A separate letter was also sent to 314 Action, the organization responsible for the political ad. That letter also demanded the ad stop running.
"Public debate about policies and issues are fair game. Lies, deception and defamation are not," the letter to 314 Action stated.
Both letters also seek to set the record straight about whether Mace knowingly put voters at risk when she voted in-person for the June 23 Republican primary runoff elections.

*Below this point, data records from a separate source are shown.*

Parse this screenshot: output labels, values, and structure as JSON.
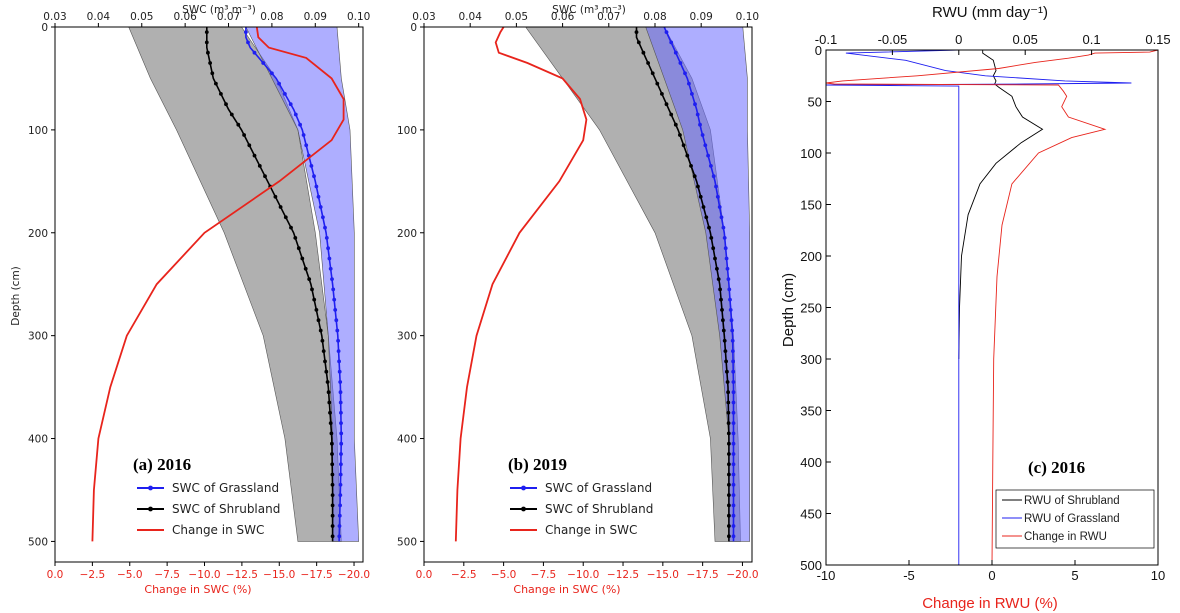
{
  "colors": {
    "grass": "#1f1ff0",
    "shrub": "#000000",
    "change": "#e8241c",
    "grass_band": "#6b6bff",
    "shrub_band": "#9a9a9a",
    "overlap_band": "#5a5a8c"
  },
  "chart_data": [
    {
      "type": "line",
      "panel_label": "(a) 2016",
      "x_top_label": "SWC (m³ m⁻³)",
      "x_top_ticks": [
        0.03,
        0.04,
        0.05,
        0.06,
        0.07,
        0.08,
        0.09,
        0.1
      ],
      "x_top_tick_labels": [
        "0.03",
        "0.04",
        "0.05",
        "0.06",
        "0.07",
        "0.08",
        "0.09",
        "0.10"
      ],
      "x_top_range": [
        0.03,
        0.101
      ],
      "x_bottom_label": "Change in SWC (%)",
      "x_bottom_ticks": [
        0,
        -2.5,
        -5,
        -7.5,
        -10,
        -12.5,
        -15,
        -17.5,
        -20
      ],
      "x_bottom_tick_labels": [
        "0.0",
        "−2.5",
        "−5.0",
        "−7.5",
        "−10.0",
        "−12.5",
        "−15.0",
        "−17.5",
        "−20.0"
      ],
      "x_bottom_range": [
        0,
        -20.6
      ],
      "y_label": "Depth (cm)",
      "y_ticks": [
        0,
        100,
        200,
        300,
        400,
        500
      ],
      "y_tick_labels": [
        "0",
        "100",
        "200",
        "300",
        "400",
        "500"
      ],
      "y_range": [
        0,
        520
      ],
      "y_inverted": true,
      "legend": [
        "SWC of Grassland",
        "SWC of Shrubland",
        "Change in SWC"
      ],
      "series": [
        {
          "name": "SWC of Grassland",
          "axis": "top",
          "depth": [
            0,
            10,
            20,
            30,
            50,
            80,
            100,
            150,
            200,
            250,
            300,
            350,
            400,
            450,
            500
          ],
          "values": [
            0.074,
            0.074,
            0.075,
            0.077,
            0.081,
            0.085,
            0.087,
            0.09,
            0.0925,
            0.094,
            0.0952,
            0.0958,
            0.096,
            0.0958,
            0.0955
          ]
        },
        {
          "name": "SWC of Shrubland",
          "axis": "top",
          "depth": [
            0,
            10,
            20,
            30,
            50,
            80,
            100,
            150,
            200,
            250,
            300,
            350,
            400,
            450,
            500
          ],
          "values": [
            0.065,
            0.065,
            0.065,
            0.0655,
            0.0665,
            0.07,
            0.073,
            0.079,
            0.085,
            0.089,
            0.0915,
            0.093,
            0.0938,
            0.094,
            0.094
          ]
        },
        {
          "name": "Change in SWC",
          "axis": "bottom",
          "depth": [
            0,
            10,
            20,
            30,
            50,
            70,
            90,
            110,
            150,
            200,
            250,
            300,
            350,
            400,
            450,
            500
          ],
          "values": [
            -13.5,
            -13.6,
            -14.3,
            -16.8,
            -18.5,
            -19.3,
            -19.3,
            -18.5,
            -15.0,
            -10.0,
            -6.8,
            -4.8,
            -3.7,
            -2.9,
            -2.6,
            -2.5
          ]
        }
      ],
      "bands": [
        {
          "name": "Shrubland range",
          "depth": [
            0,
            50,
            100,
            200,
            300,
            400,
            500
          ],
          "lower": [
            0.047,
            0.052,
            0.058,
            0.069,
            0.078,
            0.083,
            0.086
          ],
          "upper": [
            0.073,
            0.081,
            0.086,
            0.09,
            0.093,
            0.095,
            0.096
          ]
        },
        {
          "name": "Grassland range",
          "depth": [
            0,
            50,
            100,
            200,
            300,
            400,
            500
          ],
          "lower": [
            0.074,
            0.08,
            0.086,
            0.091,
            0.093,
            0.094,
            0.094
          ],
          "upper": [
            0.095,
            0.096,
            0.098,
            0.099,
            0.099,
            0.099,
            0.1
          ]
        }
      ]
    },
    {
      "type": "line",
      "panel_label": "(b) 2019",
      "x_top_label": "SWC (m³ m⁻³)",
      "x_top_ticks": [
        0.03,
        0.04,
        0.05,
        0.06,
        0.07,
        0.08,
        0.09,
        0.1
      ],
      "x_top_tick_labels": [
        "0.03",
        "0.04",
        "0.05",
        "0.06",
        "0.07",
        "0.08",
        "0.09",
        "0.10"
      ],
      "x_top_range": [
        0.03,
        0.101
      ],
      "x_bottom_label": "Change in SWC (%)",
      "x_bottom_ticks": [
        0,
        -2.5,
        -5,
        -7.5,
        -10,
        -12.5,
        -15,
        -17.5,
        -20
      ],
      "x_bottom_tick_labels": [
        "0.0",
        "−2.5",
        "−5.0",
        "−7.5",
        "−10.0",
        "−12.5",
        "−15.0",
        "−17.5",
        "−20.0"
      ],
      "x_bottom_range": [
        0,
        -20.6
      ],
      "y_ticks": [
        0,
        100,
        200,
        300,
        400,
        500
      ],
      "y_tick_labels": [
        "0",
        "100",
        "200",
        "300",
        "400",
        "500"
      ],
      "y_range": [
        0,
        520
      ],
      "y_inverted": true,
      "legend": [
        "SWC of Grassland",
        "SWC of Shrubland",
        "Change in SWC"
      ],
      "series": [
        {
          "name": "SWC of Grassland",
          "axis": "top",
          "depth": [
            0,
            10,
            20,
            30,
            50,
            80,
            100,
            150,
            200,
            250,
            300,
            350,
            400,
            450,
            500
          ],
          "values": [
            0.082,
            0.083,
            0.084,
            0.085,
            0.087,
            0.089,
            0.09,
            0.093,
            0.095,
            0.096,
            0.0968,
            0.097,
            0.097,
            0.097,
            0.097
          ]
        },
        {
          "name": "SWC of Shrubland",
          "axis": "top",
          "depth": [
            0,
            10,
            20,
            30,
            50,
            80,
            100,
            150,
            200,
            250,
            300,
            350,
            400,
            450,
            500
          ],
          "values": [
            0.076,
            0.076,
            0.077,
            0.078,
            0.08,
            0.083,
            0.085,
            0.089,
            0.092,
            0.094,
            0.095,
            0.0958,
            0.096,
            0.096,
            0.096
          ]
        },
        {
          "name": "Change in SWC",
          "axis": "bottom",
          "depth": [
            0,
            5,
            15,
            25,
            35,
            50,
            70,
            90,
            110,
            150,
            200,
            250,
            300,
            350,
            400,
            450,
            500
          ],
          "values": [
            -5.0,
            -4.8,
            -4.5,
            -4.7,
            -6.5,
            -8.7,
            -9.8,
            -10.2,
            -10.0,
            -8.5,
            -6.0,
            -4.3,
            -3.3,
            -2.7,
            -2.3,
            -2.1,
            -2.0
          ]
        }
      ],
      "bands": [
        {
          "name": "Shrubland range",
          "depth": [
            0,
            50,
            100,
            200,
            300,
            400,
            500
          ],
          "lower": [
            0.052,
            0.06,
            0.068,
            0.08,
            0.088,
            0.092,
            0.093
          ],
          "upper": [
            0.082,
            0.088,
            0.092,
            0.095,
            0.097,
            0.098,
            0.0985
          ]
        },
        {
          "name": "Grassland range",
          "depth": [
            0,
            50,
            100,
            200,
            300,
            400,
            500
          ],
          "lower": [
            0.078,
            0.082,
            0.086,
            0.091,
            0.094,
            0.096,
            0.096
          ],
          "upper": [
            0.099,
            0.1,
            0.1,
            0.1005,
            0.1005,
            0.1005,
            0.1005
          ]
        }
      ]
    },
    {
      "type": "line",
      "panel_label": "(c) 2016",
      "x_top_label": "RWU (mm day⁻¹)",
      "x_top_ticks": [
        -0.1,
        -0.05,
        0,
        0.05,
        0.1,
        0.15
      ],
      "x_top_tick_labels": [
        "-0.1",
        "-0.05",
        "0",
        "0.05",
        "0.1",
        "0.15"
      ],
      "x_top_range": [
        -0.1,
        0.15
      ],
      "x_bottom_label": "Change in RWU (%)",
      "x_bottom_ticks": [
        -10,
        -5,
        0,
        5,
        10
      ],
      "x_bottom_tick_labels": [
        "-10",
        "-5",
        "0",
        "5",
        "10"
      ],
      "x_bottom_range": [
        -10,
        10
      ],
      "y_label": "Depth (cm)",
      "y_ticks": [
        0,
        50,
        100,
        150,
        200,
        250,
        300,
        350,
        400,
        450,
        500
      ],
      "y_tick_labels": [
        "0",
        "50",
        "100",
        "150",
        "200",
        "250",
        "300",
        "350",
        "400",
        "450",
        "500"
      ],
      "y_range": [
        0,
        500
      ],
      "y_inverted": true,
      "legend": [
        "RWU of Shrubland",
        "RWU of Grassland",
        "Change in RWU"
      ],
      "series": [
        {
          "name": "RWU of Shrubland",
          "axis": "top",
          "depth": [
            0,
            3,
            10,
            20,
            25,
            30,
            33,
            36,
            45,
            55,
            65,
            77,
            90,
            110,
            130,
            160,
            200,
            250,
            300
          ],
          "values": [
            0.018,
            0.018,
            0.026,
            0.028,
            0.026,
            0.028,
            0.027,
            0.03,
            0.04,
            0.043,
            0.048,
            0.063,
            0.047,
            0.028,
            0.016,
            0.007,
            0.002,
            0.0005,
            0.0
          ]
        },
        {
          "name": "RWU of Grassland",
          "axis": "top",
          "depth": [
            0,
            3,
            10,
            20,
            25,
            30,
            32,
            33,
            34,
            35,
            36,
            40,
            100,
            200,
            300,
            500
          ],
          "values": [
            0.0,
            -0.085,
            -0.04,
            -0.01,
            0.02,
            0.08,
            0.13,
            0.05,
            -0.1,
            0.0,
            0.0,
            0.0,
            0.0,
            0.0,
            0.0,
            0.0
          ]
        },
        {
          "name": "Change in RWU",
          "axis": "bottom",
          "depth": [
            0,
            2,
            3,
            5,
            8,
            12,
            18,
            25,
            30,
            32,
            33,
            34,
            40,
            45,
            55,
            65,
            77,
            85,
            100,
            130,
            170,
            220,
            300,
            400,
            500
          ],
          "values": [
            10.0,
            9.5,
            6.2,
            5.8,
            4.6,
            2.6,
            0.4,
            -4.5,
            -9.0,
            -10.0,
            -9.5,
            4.0,
            4.3,
            4.5,
            4.2,
            4.6,
            6.8,
            4.8,
            2.8,
            1.2,
            0.6,
            0.3,
            0.1,
            0.05,
            0.0
          ]
        }
      ]
    }
  ]
}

"Nancy Mace wore a mask when she visited her polling place on June 23rd and she did not shake hands with any voters. In fact, when she arrived at the polling place to vote at 7:15 a.m. that day, she was the only voter there," the letter from Warrington states.
Warrington is a Richmond-based attorney who is also the president of the Republican National Lawyers Association.
Brooke Bainum, a spokeswoman for 314 Action, said the ad will not be taken down.
"The facts are clear and indisputable and they're all from Nancy Mace herself: On Monday night, Mace was informed she had potentially been exposed to COVID-19. She woke up Tuesday morning — after exhibiting symptoms over the weekend and knowing she might have COVID-19 — and still chose to go to a public polling place. Nancy Mace recklessly put other people's health at risk," Banium said in a statement provided to The Post and Courier. "The real question for South Carolina voters is, would you have wanted to be the next voter in the booth after Nancy Mace?"
Both Mace and Cunningham, who will face each other in the November general election, have experienced the virus.
Cunningham tested positive in March and has since recovered. Mace remains in quarantine for another week, or until she tests negative.
"Right now, all I care about is making sure my family gets better," Mace said in a media statement Monday.
In recent days, Cunningham has been calling for a statewide mask mandate. So far, more than 30,000 people in the Palmetto State have tested positive for the virus.